Usually receiving the milk by post, orders have come from as far afield as Germany and Great Britain, each often with an intensely personal story.
Remembering some of the more emotive moments in her professional career, Rżanek recalls one time she was asked to make an engagement ring – it’s not uncommon, she says, for men to secretly swipe mother’s milk kept in the fridge to surprise their partners with a unique gift.
On another occasion, a stone was made using milk destined for an infant that had tragically passed away.
“There’s a lot of powerful moments when you’re producing items with such sentimental value,” she tells TFN, “for instance, happy emotions when you get re-orders from those having a second child.” Moments like this, says Rżanek, make her work worthwhile.

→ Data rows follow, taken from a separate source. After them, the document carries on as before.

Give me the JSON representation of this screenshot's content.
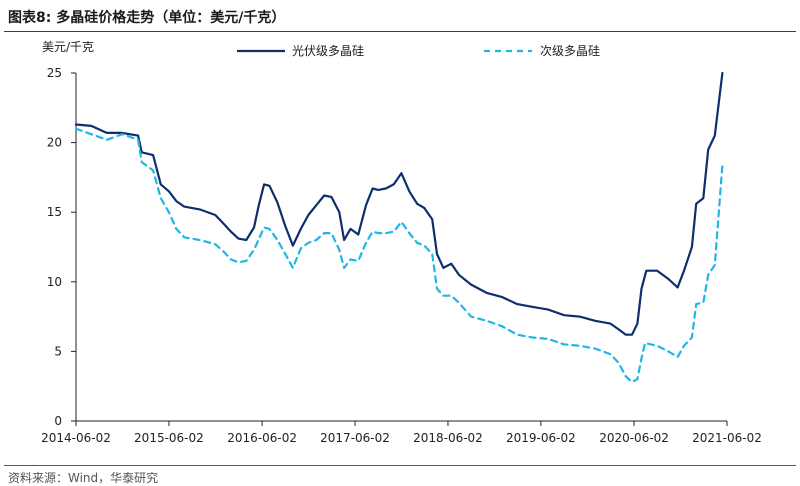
{
  "figure": {
    "title": "图表8:   多晶硅价格走势（单位：美元/千克）",
    "source": "资料来源：Wind，华泰研究"
  },
  "colors": {
    "series_solid": "#0d2f6e",
    "series_dashed": "#1fb6e6",
    "axis": "#222222",
    "rule": "#8a1a1a"
  },
  "chart_data": {
    "type": "line",
    "ylabel": "美元/千克",
    "xlabel": "",
    "ylim": [
      0,
      25
    ],
    "yticks": [
      0,
      5,
      10,
      15,
      20,
      25
    ],
    "xlim": [
      "2014-06-02",
      "2021-06-02"
    ],
    "xticks": [
      "2014-06-02",
      "2015-06-02",
      "2016-06-02",
      "2017-06-02",
      "2018-06-02",
      "2019-06-02",
      "2020-06-02",
      "2021-06-02"
    ],
    "grid": false,
    "legend_position": "top-center",
    "series": [
      {
        "name": "光伏级多晶硅",
        "style": "solid",
        "points": [
          [
            "2014-06-02",
            21.3
          ],
          [
            "2014-08-01",
            21.2
          ],
          [
            "2014-10-01",
            20.7
          ],
          [
            "2014-12-01",
            20.7
          ],
          [
            "2015-02-01",
            20.5
          ],
          [
            "2015-02-15",
            19.3
          ],
          [
            "2015-04-01",
            19.1
          ],
          [
            "2015-05-01",
            17.0
          ],
          [
            "2015-06-02",
            16.5
          ],
          [
            "2015-07-01",
            15.8
          ],
          [
            "2015-08-01",
            15.4
          ],
          [
            "2015-10-01",
            15.2
          ],
          [
            "2015-12-01",
            14.8
          ],
          [
            "2016-01-01",
            14.2
          ],
          [
            "2016-02-01",
            13.6
          ],
          [
            "2016-03-01",
            13.1
          ],
          [
            "2016-04-01",
            13.0
          ],
          [
            "2016-05-01",
            13.9
          ],
          [
            "2016-05-20",
            15.5
          ],
          [
            "2016-06-10",
            17.0
          ],
          [
            "2016-07-01",
            16.9
          ],
          [
            "2016-08-01",
            15.7
          ],
          [
            "2016-09-01",
            14.0
          ],
          [
            "2016-10-01",
            12.6
          ],
          [
            "2016-11-01",
            13.8
          ],
          [
            "2016-12-01",
            14.8
          ],
          [
            "2017-01-01",
            15.5
          ],
          [
            "2017-02-01",
            16.2
          ],
          [
            "2017-03-01",
            16.1
          ],
          [
            "2017-04-01",
            15.0
          ],
          [
            "2017-04-20",
            13.0
          ],
          [
            "2017-05-15",
            13.8
          ],
          [
            "2017-06-15",
            13.4
          ],
          [
            "2017-07-15",
            15.5
          ],
          [
            "2017-08-10",
            16.7
          ],
          [
            "2017-09-01",
            16.6
          ],
          [
            "2017-10-01",
            16.7
          ],
          [
            "2017-11-01",
            17.0
          ],
          [
            "2017-12-01",
            17.8
          ],
          [
            "2018-01-01",
            16.5
          ],
          [
            "2018-02-01",
            15.6
          ],
          [
            "2018-03-01",
            15.3
          ],
          [
            "2018-04-01",
            14.5
          ],
          [
            "2018-04-20",
            12.0
          ],
          [
            "2018-05-15",
            11.0
          ],
          [
            "2018-06-15",
            11.3
          ],
          [
            "2018-07-15",
            10.5
          ],
          [
            "2018-09-01",
            9.8
          ],
          [
            "2018-11-01",
            9.2
          ],
          [
            "2019-01-01",
            8.9
          ],
          [
            "2019-03-01",
            8.4
          ],
          [
            "2019-05-01",
            8.2
          ],
          [
            "2019-07-01",
            8.0
          ],
          [
            "2019-09-01",
            7.6
          ],
          [
            "2019-11-01",
            7.5
          ],
          [
            "2020-01-01",
            7.2
          ],
          [
            "2020-03-01",
            7.0
          ],
          [
            "2020-04-01",
            6.6
          ],
          [
            "2020-05-01",
            6.2
          ],
          [
            "2020-05-25",
            6.2
          ],
          [
            "2020-06-15",
            7.0
          ],
          [
            "2020-07-01",
            9.5
          ],
          [
            "2020-07-20",
            10.8
          ],
          [
            "2020-09-01",
            10.8
          ],
          [
            "2020-10-15",
            10.2
          ],
          [
            "2020-11-20",
            9.6
          ],
          [
            "2020-12-15",
            10.8
          ],
          [
            "2021-01-15",
            12.5
          ],
          [
            "2021-02-01",
            15.6
          ],
          [
            "2021-03-01",
            16.0
          ],
          [
            "2021-03-20",
            19.5
          ],
          [
            "2021-04-15",
            20.5
          ],
          [
            "2021-05-15",
            25.0
          ]
        ]
      },
      {
        "name": "次级多晶硅",
        "style": "dashed",
        "points": [
          [
            "2014-06-02",
            21.0
          ],
          [
            "2014-08-01",
            20.6
          ],
          [
            "2014-10-01",
            20.2
          ],
          [
            "2014-12-01",
            20.6
          ],
          [
            "2015-02-01",
            20.2
          ],
          [
            "2015-02-15",
            18.6
          ],
          [
            "2015-04-01",
            18.0
          ],
          [
            "2015-05-01",
            16.0
          ],
          [
            "2015-06-02",
            15.0
          ],
          [
            "2015-07-01",
            13.8
          ],
          [
            "2015-08-01",
            13.2
          ],
          [
            "2015-10-01",
            13.0
          ],
          [
            "2015-12-01",
            12.7
          ],
          [
            "2016-01-01",
            12.2
          ],
          [
            "2016-02-01",
            11.6
          ],
          [
            "2016-03-01",
            11.4
          ],
          [
            "2016-04-01",
            11.5
          ],
          [
            "2016-05-01",
            12.3
          ],
          [
            "2016-06-10",
            13.9
          ],
          [
            "2016-07-01",
            13.8
          ],
          [
            "2016-08-01",
            13.0
          ],
          [
            "2016-09-01",
            12.0
          ],
          [
            "2016-10-01",
            11.0
          ],
          [
            "2016-11-01",
            12.4
          ],
          [
            "2016-12-01",
            12.8
          ],
          [
            "2017-01-01",
            13.0
          ],
          [
            "2017-02-01",
            13.5
          ],
          [
            "2017-03-01",
            13.5
          ],
          [
            "2017-04-01",
            12.3
          ],
          [
            "2017-04-20",
            11.0
          ],
          [
            "2017-05-15",
            11.6
          ],
          [
            "2017-06-15",
            11.5
          ],
          [
            "2017-07-15",
            12.8
          ],
          [
            "2017-08-10",
            13.6
          ],
          [
            "2017-09-01",
            13.5
          ],
          [
            "2017-10-01",
            13.5
          ],
          [
            "2017-11-01",
            13.6
          ],
          [
            "2017-12-01",
            14.3
          ],
          [
            "2018-01-01",
            13.5
          ],
          [
            "2018-02-01",
            12.8
          ],
          [
            "2018-03-01",
            12.6
          ],
          [
            "2018-04-01",
            12.0
          ],
          [
            "2018-04-20",
            9.5
          ],
          [
            "2018-05-15",
            9.0
          ],
          [
            "2018-06-15",
            9.0
          ],
          [
            "2018-07-15",
            8.5
          ],
          [
            "2018-09-01",
            7.5
          ],
          [
            "2018-11-01",
            7.2
          ],
          [
            "2019-01-01",
            6.8
          ],
          [
            "2019-03-01",
            6.2
          ],
          [
            "2019-05-01",
            6.0
          ],
          [
            "2019-07-01",
            5.9
          ],
          [
            "2019-09-01",
            5.5
          ],
          [
            "2019-11-01",
            5.4
          ],
          [
            "2020-01-01",
            5.2
          ],
          [
            "2020-03-01",
            4.8
          ],
          [
            "2020-04-01",
            4.2
          ],
          [
            "2020-05-01",
            3.2
          ],
          [
            "2020-05-25",
            2.8
          ],
          [
            "2020-06-15",
            3.0
          ],
          [
            "2020-07-01",
            4.5
          ],
          [
            "2020-07-15",
            5.6
          ],
          [
            "2020-09-01",
            5.4
          ],
          [
            "2020-10-15",
            5.0
          ],
          [
            "2020-11-20",
            4.6
          ],
          [
            "2020-12-15",
            5.4
          ],
          [
            "2021-01-15",
            6.0
          ],
          [
            "2021-02-01",
            8.4
          ],
          [
            "2021-03-01",
            8.5
          ],
          [
            "2021-03-20",
            10.5
          ],
          [
            "2021-04-15",
            11.2
          ],
          [
            "2021-05-15",
            18.4
          ]
        ]
      }
    ]
  }
}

Even so, with breastfeeding a topic that still carries the tendency to horrify some, she admits that the collection has, on occasion, been met with scepticism and suspicion. Despite that, on the whole her work has received an overwhelmingly positive reception, a point affirmed by the number of orders she’s received.
“In general,” says Rżanek, “the reaction is very positive. People are curious about this kind of jewellery as well as the production process that it entails.”
This, however, is not the first time that the designer has chosen to express the joys of motherhood through jewellery. Another best-selling line, for example, has seen her preserve locks of children’s hair by enclosing them within decorative glass balls skilfully attached to pendants and bracelets.
Does the future hold any further innovations?
“No plans as yet,” she answers, “but who knows what might happen later down the line!”